Toplumsal alanda yaşanılan değişim sürecinde klasik monarşiye dayanan yönetim anlayışı yerini halk temsilcilerinin yer aldığı parlamentolu yönetim biçimlerine bırakmıştır. 19. yüzyılda Osmanlı Devleti de karşılaştığı siyasi ve toplumsal sorunlar karşısında yönetim anlayışında birtakım değişikliklere gitmek zorunda kalmıştır. 1859 yılında kurulan Fedailer Cemiyeti ile 1865 yılında kurulan ve Meşrutiyet’in ilanını sağlayan Genç Osmanlılar Cemiyeti vasıtasıyla siyasi faaliyetlerin gizli olarak yürütüldüğü dönemin sonunda Avrupa’da yaşanan değişim sürecine uyum sağlamak ve gayrimüslimlerin devletten ayrılmasını önlemek amacıyla 23 Aralık 1876’da Kanun-i Esasi’nin ilanı ile birlikte Anayasalı ve parlamentolu yönetime geçilmiştir. 20 Mart 1877’de Meclis-i Umûmî’nin açılmasıyla başlayan süreç 14 Şubat 1878’de sona ermiştir. Parlamentolu yönetim anlayışının uygulandığı bu kısa dönemde günümüz siyasi faaliyetlerinin vaz geçilmez unsuru olarak görülen siyasi partiler görülmemiştir.
1878-1908 yılları arasında Sultan II. Abdülhamid tarafından uygulanan İslamcılık siyasetinin amacı, özellikle Osmanlı sınırları içeresinde yaşayan farklı etnik kökene mensup Müslüman ahaliyi bir arada tutmak ve Avrupa Devletleri’nin Osmanlı Devleti’ne karşı yürüttükleri yıkıcı ve bölücü faaliyetlere karşı İslam dünyasının birliğini sağlamaktı. Fakat bu dönemde meşruti yönetim konusunda ısrarcı olan Osmanlı aydınları, kurdukları İttihat ve Terakki Cemiyeti vasıtasıyla II. Abdülhamid yönetimine karşı yurt içi ve yurt dışında faaliyetler yürütmeye başladılar. Otuz yıllık bir mücadele sonucu 23 Temmuz 1908 yılında padişaha Meşrutiyet’i tekrar uygulamaya koydurmayı başaran bu gruplar, 13 Nisan 1909’da gerçekleşen ve 31 Mart Vakası olarak anılan isyan sonrasında padişah II. Abdülhamid’i tahtan indirerek, yönetime ağırlıklarını koydular. İttihat ve Terakki döneminde ülke siyaseti yeni bir değişim ve dönüşüm sürecine girdi.

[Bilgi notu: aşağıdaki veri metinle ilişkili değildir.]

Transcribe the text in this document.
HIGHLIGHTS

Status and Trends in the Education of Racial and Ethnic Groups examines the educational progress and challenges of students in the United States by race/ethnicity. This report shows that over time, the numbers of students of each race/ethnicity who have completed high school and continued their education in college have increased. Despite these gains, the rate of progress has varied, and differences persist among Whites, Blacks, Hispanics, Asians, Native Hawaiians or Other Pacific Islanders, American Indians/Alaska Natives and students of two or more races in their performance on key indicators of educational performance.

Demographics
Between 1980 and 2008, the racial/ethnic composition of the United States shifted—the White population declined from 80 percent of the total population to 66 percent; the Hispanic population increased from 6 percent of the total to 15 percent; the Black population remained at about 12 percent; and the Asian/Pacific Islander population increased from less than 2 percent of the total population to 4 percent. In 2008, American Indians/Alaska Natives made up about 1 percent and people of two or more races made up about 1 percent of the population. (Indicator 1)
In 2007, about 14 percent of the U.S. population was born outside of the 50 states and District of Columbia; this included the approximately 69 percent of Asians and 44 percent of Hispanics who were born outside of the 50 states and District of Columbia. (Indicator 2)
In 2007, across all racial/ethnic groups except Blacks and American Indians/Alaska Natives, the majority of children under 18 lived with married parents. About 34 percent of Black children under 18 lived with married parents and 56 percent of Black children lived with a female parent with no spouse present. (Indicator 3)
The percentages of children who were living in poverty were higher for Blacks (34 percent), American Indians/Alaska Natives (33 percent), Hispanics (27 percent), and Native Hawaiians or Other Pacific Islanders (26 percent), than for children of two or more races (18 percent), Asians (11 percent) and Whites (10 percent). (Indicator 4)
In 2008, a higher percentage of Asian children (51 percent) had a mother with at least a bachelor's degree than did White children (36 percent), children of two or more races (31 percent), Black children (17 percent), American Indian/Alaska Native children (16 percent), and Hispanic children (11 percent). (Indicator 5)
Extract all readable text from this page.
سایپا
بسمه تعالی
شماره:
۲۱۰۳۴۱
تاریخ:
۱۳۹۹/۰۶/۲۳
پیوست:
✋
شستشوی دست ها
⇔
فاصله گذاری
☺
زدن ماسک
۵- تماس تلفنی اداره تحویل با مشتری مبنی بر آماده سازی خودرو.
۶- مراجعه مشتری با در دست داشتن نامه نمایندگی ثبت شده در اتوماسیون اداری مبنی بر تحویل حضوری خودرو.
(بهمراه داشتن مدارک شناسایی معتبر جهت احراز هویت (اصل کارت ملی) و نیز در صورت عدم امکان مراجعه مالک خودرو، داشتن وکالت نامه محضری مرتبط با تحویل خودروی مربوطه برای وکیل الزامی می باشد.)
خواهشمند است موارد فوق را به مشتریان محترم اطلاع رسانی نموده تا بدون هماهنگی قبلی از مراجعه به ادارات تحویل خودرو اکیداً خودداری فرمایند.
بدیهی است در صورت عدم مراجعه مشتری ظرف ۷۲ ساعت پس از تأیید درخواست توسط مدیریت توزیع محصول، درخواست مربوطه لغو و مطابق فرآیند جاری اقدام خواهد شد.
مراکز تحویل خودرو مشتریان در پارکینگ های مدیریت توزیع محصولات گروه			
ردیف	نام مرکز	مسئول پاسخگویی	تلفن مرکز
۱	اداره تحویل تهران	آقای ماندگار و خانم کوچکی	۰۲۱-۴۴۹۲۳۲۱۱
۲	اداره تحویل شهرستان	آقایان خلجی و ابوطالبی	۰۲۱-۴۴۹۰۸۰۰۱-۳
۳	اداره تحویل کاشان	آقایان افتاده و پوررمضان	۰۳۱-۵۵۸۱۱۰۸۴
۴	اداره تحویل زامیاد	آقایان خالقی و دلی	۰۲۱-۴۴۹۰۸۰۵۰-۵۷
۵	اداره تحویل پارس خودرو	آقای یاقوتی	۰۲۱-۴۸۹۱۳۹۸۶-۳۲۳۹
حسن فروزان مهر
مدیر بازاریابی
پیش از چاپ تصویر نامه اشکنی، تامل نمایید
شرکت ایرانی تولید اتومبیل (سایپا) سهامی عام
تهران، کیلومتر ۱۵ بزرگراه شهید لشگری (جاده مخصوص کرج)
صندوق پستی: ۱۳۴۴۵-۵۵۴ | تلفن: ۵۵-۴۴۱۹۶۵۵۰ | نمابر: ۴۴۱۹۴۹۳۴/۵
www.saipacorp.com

Fakat bu dönemde yönetim alanında tecrübesiz oluşları, uyguladıkları politikaların geniş halk kitleleri tarafından destek görmemiş olması, Osmanlı Devleti’nin son on yılına damgasını vurmuş olan bu siyasi hareket ile birlikte devletin de sonunu getirdi.